Doutes sur les délais
Les signataires, qui estiment par ailleurs que le projet va défigurer de manière "inacceptable" la gare, critiquent aussi les plus larges conséquences de la création d'un aussi gros site commercial en plein Paris : ils jugent qu'il va siphonner des clients au détriment des banlieues desservies par la gare. "Implanter une telle masse de commerces et d'activités à la gare du Nord, dans un ensemble fermé sur lui-même, dans une zone déjà saturée de trafic, à une station de RER de Saint-Denis, (...) est une atteinte à la volonté de rééquilibrer les activités dans Paris, et plus encore dans l'espace du Grand Paris", jugent-ils. "On comprend l'attrait que représente pour Auchan l'énorme flux de la gare du Nord, mais cette captation se fera au détriment des territoires desservis par la gare", ajoutent les signataires.

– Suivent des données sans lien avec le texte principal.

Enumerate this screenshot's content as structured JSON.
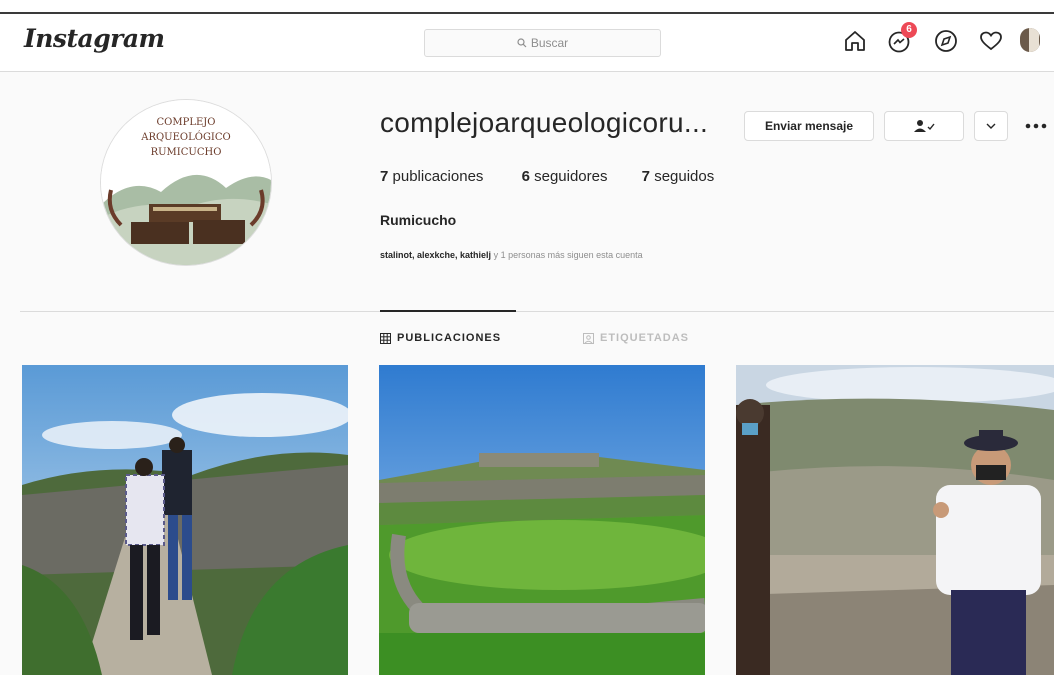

Enfin, ils ne croient pas que les travaux soient achevés dans les délais prévus et craignent donc que le projet perturbe le fonctionnement de la gare en pleins JO de 2024, alors qu'elle jouera un rôle crucial pour gérer les transports vers le gros des sites olympiques, en Seine-Saint-Denis.
Avis défavorable
Cette tribune marque un revers en matière d'image pour le projet, qui a déjà subi un contre-temps administratif cet été: une commission spécialisée dans l'aménagement commercial a rendu un avis défavorable sur une partie du projet, bloquant de fait l'octroi d'un permis de construire.
StatioNord, la société chargée du projet, a fait appel de cette décision et compte toujours commencer les travaux au tournant de 2019 et 2020. "La gare du Nord desservira la plupart des sites pour les Jeux olympiques et paralympiques 2024 de Paris: nous tiendrons nos engagements pour être au rendez-vous", a assuré mardi Claude Solard, directeur général de Gare et Connexions, dans un communiqué.
En réponse à la tribune publiée dans Le Monde, il a défendu une transformation "complète et ambitieuse", assurant qu'elle bénéficierait d'abord aux usagers des RER et des trains de banlieue, tout en jugeant possible de concilier les besoins des voyageurs avec une place importante accordée aux magasins. "Pour nous, il est aussi important de veiller sur le voyageur pressé de prendre son train que d'offrir des services innovants à celles et ceux dont le temps n'est pas compté", a expliqué Claude Solard, évoquant aussi les futurs bureaux et espaces de restauration. Au-delà des critiques émises, il a par ailleurs défendu le partenariat entre la SNCF et Auchan, soulignant qu'il permettrait de rénover des espaces publics sans peser sur le contribuable et le prix des billets de train.